Noël Confronte le monde


Environ une décennie avant la naissance de Jésus, le Sénat romain a commandé le Ara Pacis Augustae (« Autel de la Paix d’Auguste ») célébrant la paix que César Auguste avait apportée à Rome et au monde sur lequel Rome régnait, mettant ainsi fin à des décennies de guerre civile et de conflit politique et social romain. Ce monument mémorable au célèbre pax romana reste à Rome à ce jour et devrait être vu par tous les touristes ou pèlerins qui visitent la ville. Au nom de l’empereur, il a également été revendiqué (par exemple, dans le soi-disant Inscription Priene) que l’anniversaire du divin Auguste a marqué le début d’une bonne nouvelle pour le monde. L’Évangile de Noël de Luc situe la naissance de Jésus sous le règne d’Auguste (dont pax romana facilitera plus tard la diffusion de la bonne nouvelle de Jésus et la croissance de l’Église apostolique). Mais, dans l’inversion des priorités qui est si caractéristique de l’Histoire évangélique, le récit de Luc veut que nous sachions que quelqu’un d’autre est le véritable Sauveur divin du monde, à la naissance duquel, à Bethléem, apparemment insignifiante, une multitude de l’armée céleste a proclamé une paix encore plus grande que celle produite par le pouvoir politique.

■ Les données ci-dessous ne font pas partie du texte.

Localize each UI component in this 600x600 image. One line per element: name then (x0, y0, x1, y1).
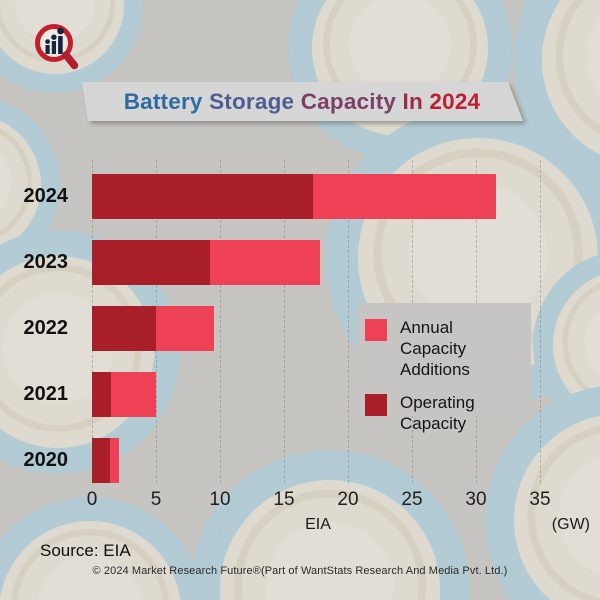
x-axis-tick-label: 5 (150, 489, 162, 510)
y-axis-year-label: 2021 (23, 383, 69, 405)
x-axis-tick-label: 20 (337, 489, 359, 510)
source-note: Source: EIA (40, 541, 131, 560)
bar-segment-operating-capacity (92, 173, 314, 219)
legend-item: Operating Capacity (365, 392, 523, 434)
magnifier-growth-chart-logo-icon (35, 24, 79, 70)
y-axis-year-label: 2022 (23, 317, 69, 339)
legend-label-line: Additions (400, 360, 470, 379)
legend-label-line: Annual Capacity (400, 318, 467, 358)
y-axis-year-label: 2020 (23, 449, 69, 471)
bar-segment-operating-capacity (92, 371, 112, 417)
bar-segment-operating-capacity (92, 305, 156, 351)
bar-segment-annual-capacity-additions (156, 305, 214, 351)
bar-segment-annual-capacity-additions (313, 173, 497, 219)
bar-row-2020 (92, 437, 119, 483)
title-word: Capacity (294, 88, 397, 114)
bar-segment-operating-capacity (92, 239, 210, 285)
title-word: In (396, 88, 423, 114)
x-axis-tick-label: 15 (273, 489, 295, 510)
copyright-footer: © 2024 Market Research Future®(Part of W… (92, 565, 508, 577)
title-word: 2024 (422, 88, 481, 114)
x-axis-tick-label: 25 (401, 489, 423, 510)
x-axis-tick-label: 10 (209, 489, 231, 510)
x-axis-unit-label: (GW) (551, 516, 590, 533)
y-axis-year-label: 2024 (23, 185, 69, 207)
bar-segment-annual-capacity-additions (111, 371, 156, 417)
bar-segment-annual-capacity-additions (109, 437, 119, 483)
x-axis-source-label: EIA (305, 516, 331, 533)
title-word: Battery (123, 88, 203, 114)
y-axis-year-label: 2023 (23, 251, 69, 273)
legend-label: Annual Capacity Additions (400, 317, 523, 380)
gridline (283, 160, 285, 483)
bar-segment-annual-capacity-additions (209, 239, 320, 285)
title-banner: Battery Storage Capacity In 2024 (80, 82, 524, 121)
legend-label-line: Operating (400, 393, 475, 412)
x-axis-tick-label: 35 (529, 489, 551, 510)
title-banner-plate: Battery Storage Capacity In 2024 (81, 82, 524, 121)
x-axis-tick-label: 0 (86, 489, 98, 510)
bar-segment-operating-capacity (92, 437, 110, 483)
legend-swatch (365, 394, 387, 416)
bar-row-2023 (92, 239, 320, 285)
title-word: Storage (202, 88, 295, 114)
bar-row-2022 (92, 305, 214, 351)
bar-row-2024 (92, 173, 497, 219)
legend-label-line: Capacity (400, 414, 467, 433)
gridline (219, 160, 221, 483)
legend-item: Annual Capacity Additions (365, 317, 523, 380)
bar-row-2021 (92, 371, 156, 417)
legend-swatch (365, 319, 387, 341)
page-title: Battery Storage Capacity In 2024 (124, 89, 481, 115)
chart-legend: Annual Capacity Additions Operating Capacit… (357, 303, 531, 433)
gridline (539, 160, 541, 483)
gridline (347, 160, 349, 483)
x-axis-tick-label: 30 (465, 489, 487, 510)
legend-label: Operating Capacity (400, 392, 475, 434)
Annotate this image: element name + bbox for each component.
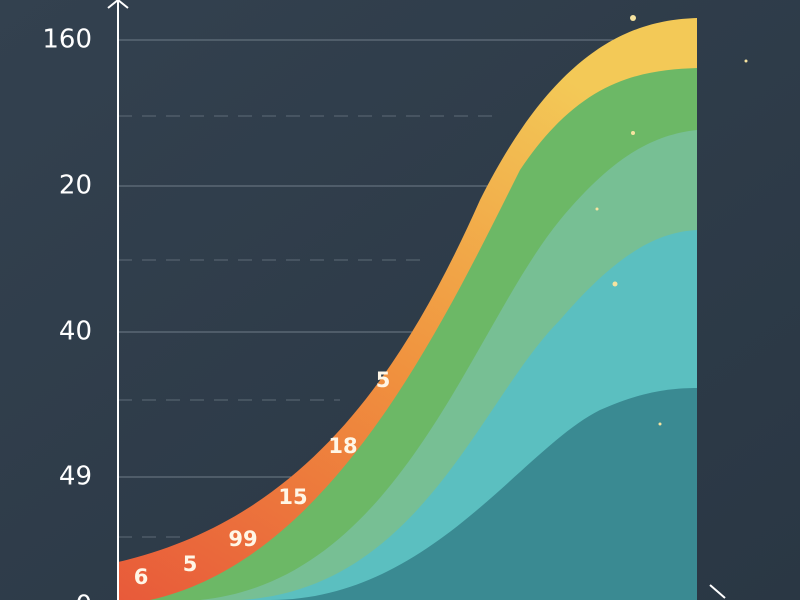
data-label: 15 [278,485,307,509]
axis-label: 0 [75,591,92,600]
data-label: 5 [376,368,391,392]
sparkle [744,59,748,63]
axis-label: 49 [59,462,92,492]
axis-label: 20 [59,171,92,201]
axis-label: 160 [42,25,92,55]
data-label: 18 [328,434,357,458]
axis-arrow [107,0,129,9]
sparkle [595,207,599,211]
area-teal [270,388,697,600]
data-label: 5 [183,552,198,576]
sparkles [595,15,748,426]
sparkle [612,281,618,287]
axis-arrow [709,584,726,599]
sparkle [630,15,636,21]
sparkle [658,422,662,426]
axis-label: 40 [59,317,92,347]
data-label: 99 [228,527,257,551]
data-label: 6 [134,565,149,589]
sparkle [631,131,635,135]
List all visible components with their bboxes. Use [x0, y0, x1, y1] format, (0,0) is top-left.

Luc a également mentionné Qurinius, mais a négligé de répéter sa mention antérieure (cf. Luc 1:5) le roi de Judée, Hérode le Grand, client de Rome. Si on se souvient volontiers d’Auguste pour la paix et l’unité que son empire universel avait procurées, on se souvient surtout d’Hérode pour sa malveillance, qui a mis en évidence et poussé à l’extrême la violence vicieuse qui accompagne souvent l’exercice du pouvoir politique. C’est le récit de Matthieu qui injecte cette dimension tragique du pouvoir politique mal utilisé et ses conséquences catastrophiques au cœur de l’histoire de Noël, avec la triste histoire de Matthieu du massacre de ceux que l’Église commémore aujourd’hui comme les Saints Innocents.
dans le calendrier romain, le Quatrième Jour de Noël, le 28 décembre, est dédié à la commémoration du massacre des Saints Innocents depuis le 5ème siècle. Bien qu’inclus dans l’Octave joyeuse de Noël, avant les années 1960, la célébration d’aujourd’hui avait un aspect quelque peu douloureux. Des vêtements violets ont été portés, et le Gloria et Alléluia à la messe et le Te Deum aux matines ont été omis. Les Saints Innocents ont été crédités du martyre, malgré leur incapacité à le faire, en raison du lien particulier de leur mort avec la venue du Christ dans le monde. Malgré cela, la note habituelle de triomphe associée aux fêtes des martyrs cédait dans ce cas unique au sentiment plus humain de tristesse et d’expression de complainte, suggéré par Matthieu lui-même, qui citait la complainte prophétique de Jérémie pour les enfants d’Israël, reflétée dans la matriarche Rachel, dont le tombeau supposé (photo) se trouve à une courte distance de marche de Bethléem, pleurant inconsolablement pour ses enfants.
Cette juxtaposition de la jubilation convenablement associée à Noël avec le deuil et la lamentation convenablement associés au meurtre des Saints Innocents par Hérode illustre la complexité inhérente à l’histoire et au message de Noël, dont le sens nous réconforte et nous interpelle à la fois. D’une part, comme l’a dit saint Léon le Grand dans son premier sermon de Noël, « la tristesse ne devrait pas avoir sa place à l’anniversaire de la vie; la peur de la mort a été engloutie; la vie nous apporte la joie avec la promesse du bonheur éternel. »D’autre part, l’histoire humaine nous rappelle que l’étonnante inversion des priorités de l’empire du divin Auguste au royaume de Jésus-Christ ne se produit pas sans l’opposition de ceux qui sont déjà au pouvoir dans le monde – et nous met donc en garde contre toute identification facile de l’histoire chrétienne avec un parti ou un programme politique, avec une ambition quelconque de transformer la terre par l’acquisition et l’exercice du pouvoir politique mondain. Cette dernière leçon doit être répétée dans les églises de toutes les époques et en particulier dans les nôtres.